Alter residue contact energies

If desired, a file break.dat can be provided, which contains a list of residues whose pairwise contact energies (delEmax) will be scaled by a specified value. Each line contains one residue index (corresponding to simulated sequence) in the first column and one scaling factor in the second column. For example, to reduce all contact energies for residue 30 by 90 %, break.dat would have one line with “30 0.1”. break.dat is created automatically by setting BREAK=True, however, the user may specify any desired residues and scaling factors by including break.dat in a batch run.

Set up AllosMod protocol

Once all the input files are prepared, run allosmod setup in the directory containing them. The allosmod command line tool provides many subfunctions (use allosmod help to list them all). allosmod setup will check the input files for problems, and if they all look OK, it will generate a script file called qsub.sh.

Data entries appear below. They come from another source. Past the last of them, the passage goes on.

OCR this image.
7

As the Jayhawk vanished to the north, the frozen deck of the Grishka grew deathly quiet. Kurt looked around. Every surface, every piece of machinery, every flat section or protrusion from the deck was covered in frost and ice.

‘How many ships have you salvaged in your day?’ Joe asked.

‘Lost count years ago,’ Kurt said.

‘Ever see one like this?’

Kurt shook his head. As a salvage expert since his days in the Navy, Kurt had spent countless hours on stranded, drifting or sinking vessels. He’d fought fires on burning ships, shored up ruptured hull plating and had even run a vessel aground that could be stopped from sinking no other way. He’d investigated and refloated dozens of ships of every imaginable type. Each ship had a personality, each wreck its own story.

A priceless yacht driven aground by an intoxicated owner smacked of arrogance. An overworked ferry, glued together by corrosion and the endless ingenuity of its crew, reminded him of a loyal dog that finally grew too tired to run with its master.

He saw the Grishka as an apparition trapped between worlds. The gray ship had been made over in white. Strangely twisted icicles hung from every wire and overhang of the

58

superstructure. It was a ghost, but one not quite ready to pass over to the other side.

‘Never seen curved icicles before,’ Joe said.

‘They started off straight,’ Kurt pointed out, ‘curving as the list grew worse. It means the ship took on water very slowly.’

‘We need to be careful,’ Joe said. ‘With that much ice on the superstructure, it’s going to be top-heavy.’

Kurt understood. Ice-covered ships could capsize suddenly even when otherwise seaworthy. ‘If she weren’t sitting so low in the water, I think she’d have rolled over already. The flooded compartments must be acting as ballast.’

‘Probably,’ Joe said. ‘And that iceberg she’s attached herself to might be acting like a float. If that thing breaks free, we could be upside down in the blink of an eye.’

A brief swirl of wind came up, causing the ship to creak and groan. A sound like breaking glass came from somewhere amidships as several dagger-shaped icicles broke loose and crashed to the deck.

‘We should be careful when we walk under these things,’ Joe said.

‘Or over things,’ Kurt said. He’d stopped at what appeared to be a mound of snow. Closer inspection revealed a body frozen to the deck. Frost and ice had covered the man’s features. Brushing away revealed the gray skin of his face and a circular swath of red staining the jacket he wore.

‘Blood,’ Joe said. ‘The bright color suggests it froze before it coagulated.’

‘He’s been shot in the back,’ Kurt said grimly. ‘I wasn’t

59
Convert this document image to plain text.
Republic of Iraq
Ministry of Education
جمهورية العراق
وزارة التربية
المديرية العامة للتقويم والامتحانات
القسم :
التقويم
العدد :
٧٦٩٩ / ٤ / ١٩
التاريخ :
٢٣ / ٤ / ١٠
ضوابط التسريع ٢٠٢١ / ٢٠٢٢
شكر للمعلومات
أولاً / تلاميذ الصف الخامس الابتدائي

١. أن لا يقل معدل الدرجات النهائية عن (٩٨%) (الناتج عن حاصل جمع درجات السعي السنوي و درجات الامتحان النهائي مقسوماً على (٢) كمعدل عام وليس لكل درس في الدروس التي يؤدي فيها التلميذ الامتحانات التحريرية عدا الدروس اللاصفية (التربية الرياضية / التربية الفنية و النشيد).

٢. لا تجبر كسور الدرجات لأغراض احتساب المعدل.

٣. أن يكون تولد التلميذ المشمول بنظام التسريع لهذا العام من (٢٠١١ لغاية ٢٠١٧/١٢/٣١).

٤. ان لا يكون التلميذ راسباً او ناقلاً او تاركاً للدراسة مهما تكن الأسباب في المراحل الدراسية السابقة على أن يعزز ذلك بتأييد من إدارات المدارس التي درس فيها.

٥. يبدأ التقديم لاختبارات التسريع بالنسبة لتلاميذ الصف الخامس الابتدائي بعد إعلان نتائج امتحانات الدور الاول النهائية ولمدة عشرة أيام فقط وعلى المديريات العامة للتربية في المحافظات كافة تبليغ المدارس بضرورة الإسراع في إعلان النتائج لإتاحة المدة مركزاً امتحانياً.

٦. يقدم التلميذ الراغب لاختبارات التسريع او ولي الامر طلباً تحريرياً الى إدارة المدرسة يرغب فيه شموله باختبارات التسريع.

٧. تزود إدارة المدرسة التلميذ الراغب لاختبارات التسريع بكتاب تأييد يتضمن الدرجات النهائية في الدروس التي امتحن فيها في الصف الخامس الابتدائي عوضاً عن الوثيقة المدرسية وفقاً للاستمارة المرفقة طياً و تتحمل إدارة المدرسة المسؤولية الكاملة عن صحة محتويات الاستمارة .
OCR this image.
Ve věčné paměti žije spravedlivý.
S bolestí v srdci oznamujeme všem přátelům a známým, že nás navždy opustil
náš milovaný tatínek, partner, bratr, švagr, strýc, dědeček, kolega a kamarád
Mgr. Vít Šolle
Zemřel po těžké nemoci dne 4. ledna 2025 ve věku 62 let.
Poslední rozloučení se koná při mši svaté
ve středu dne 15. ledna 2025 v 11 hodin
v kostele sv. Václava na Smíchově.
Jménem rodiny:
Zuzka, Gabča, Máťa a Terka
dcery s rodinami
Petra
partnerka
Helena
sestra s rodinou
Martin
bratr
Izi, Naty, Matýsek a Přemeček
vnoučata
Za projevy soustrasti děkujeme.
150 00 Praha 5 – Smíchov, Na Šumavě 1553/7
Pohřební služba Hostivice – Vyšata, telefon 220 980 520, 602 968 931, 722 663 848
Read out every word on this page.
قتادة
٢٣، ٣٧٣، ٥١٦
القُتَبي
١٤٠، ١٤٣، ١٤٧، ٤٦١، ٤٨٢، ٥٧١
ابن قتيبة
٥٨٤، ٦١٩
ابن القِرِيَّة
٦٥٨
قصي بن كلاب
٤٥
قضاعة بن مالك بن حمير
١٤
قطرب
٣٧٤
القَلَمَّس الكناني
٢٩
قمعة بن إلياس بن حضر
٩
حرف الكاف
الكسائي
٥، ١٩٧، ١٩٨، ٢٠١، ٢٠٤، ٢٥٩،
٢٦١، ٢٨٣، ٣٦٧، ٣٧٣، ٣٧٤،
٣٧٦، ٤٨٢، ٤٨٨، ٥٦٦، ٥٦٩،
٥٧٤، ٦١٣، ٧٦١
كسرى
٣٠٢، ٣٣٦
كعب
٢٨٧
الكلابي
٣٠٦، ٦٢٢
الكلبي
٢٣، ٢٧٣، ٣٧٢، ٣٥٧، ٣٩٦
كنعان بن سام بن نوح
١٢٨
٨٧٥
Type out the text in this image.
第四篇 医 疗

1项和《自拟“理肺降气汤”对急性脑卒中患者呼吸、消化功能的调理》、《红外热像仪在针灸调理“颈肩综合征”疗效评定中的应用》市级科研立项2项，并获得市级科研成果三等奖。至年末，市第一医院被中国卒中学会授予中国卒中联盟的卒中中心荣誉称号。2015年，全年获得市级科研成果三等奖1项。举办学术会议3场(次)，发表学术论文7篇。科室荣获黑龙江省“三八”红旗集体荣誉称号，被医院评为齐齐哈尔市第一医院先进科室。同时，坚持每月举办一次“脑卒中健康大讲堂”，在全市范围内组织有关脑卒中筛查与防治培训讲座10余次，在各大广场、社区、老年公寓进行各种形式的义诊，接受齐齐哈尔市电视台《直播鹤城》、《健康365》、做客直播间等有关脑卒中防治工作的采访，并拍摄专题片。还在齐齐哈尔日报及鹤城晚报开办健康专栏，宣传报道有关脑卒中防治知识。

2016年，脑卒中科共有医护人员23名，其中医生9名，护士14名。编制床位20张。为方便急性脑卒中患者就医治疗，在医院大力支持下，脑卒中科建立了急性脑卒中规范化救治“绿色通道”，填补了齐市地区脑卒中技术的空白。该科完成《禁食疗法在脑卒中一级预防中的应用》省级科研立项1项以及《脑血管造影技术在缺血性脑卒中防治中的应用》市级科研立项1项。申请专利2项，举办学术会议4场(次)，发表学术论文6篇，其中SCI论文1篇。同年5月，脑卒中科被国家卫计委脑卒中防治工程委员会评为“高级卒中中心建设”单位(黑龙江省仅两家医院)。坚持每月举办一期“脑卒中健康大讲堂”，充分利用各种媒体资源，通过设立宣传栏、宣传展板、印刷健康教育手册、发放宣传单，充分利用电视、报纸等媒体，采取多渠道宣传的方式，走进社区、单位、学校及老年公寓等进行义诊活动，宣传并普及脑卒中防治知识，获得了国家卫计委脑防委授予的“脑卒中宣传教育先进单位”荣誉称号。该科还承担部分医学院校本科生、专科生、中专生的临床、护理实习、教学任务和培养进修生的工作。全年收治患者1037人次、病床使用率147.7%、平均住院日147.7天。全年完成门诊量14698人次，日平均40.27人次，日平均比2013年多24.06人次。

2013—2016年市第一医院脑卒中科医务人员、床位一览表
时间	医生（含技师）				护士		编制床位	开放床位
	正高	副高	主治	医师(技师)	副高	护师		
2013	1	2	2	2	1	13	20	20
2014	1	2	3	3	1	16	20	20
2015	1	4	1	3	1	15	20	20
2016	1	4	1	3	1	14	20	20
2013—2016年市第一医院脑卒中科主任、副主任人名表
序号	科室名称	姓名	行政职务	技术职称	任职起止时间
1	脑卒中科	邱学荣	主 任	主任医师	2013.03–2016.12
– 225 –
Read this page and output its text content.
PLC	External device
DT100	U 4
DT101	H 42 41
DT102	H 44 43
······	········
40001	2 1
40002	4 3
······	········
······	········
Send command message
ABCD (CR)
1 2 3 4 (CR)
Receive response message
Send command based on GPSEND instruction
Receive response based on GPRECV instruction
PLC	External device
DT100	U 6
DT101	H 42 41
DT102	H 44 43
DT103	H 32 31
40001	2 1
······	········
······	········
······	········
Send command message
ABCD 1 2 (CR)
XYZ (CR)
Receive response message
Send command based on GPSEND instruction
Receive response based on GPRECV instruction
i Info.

This script can be run on any Linux machine, although it is intended to be run on an SGE cluster using something like qsub -S /bin/sh -l arch=linux-x64 -cwd -t 1-N qsub.sh, where N is the value of NRUNS in input.dat.

This script file will set up the AllosMod landscape. If SAMPLING in input.dat is set to ‘simulation’ (the default) MODELLER input files are generated. These can then be run to perform the simulation. Otherwise, the sampling is performed by qsub.sh itself.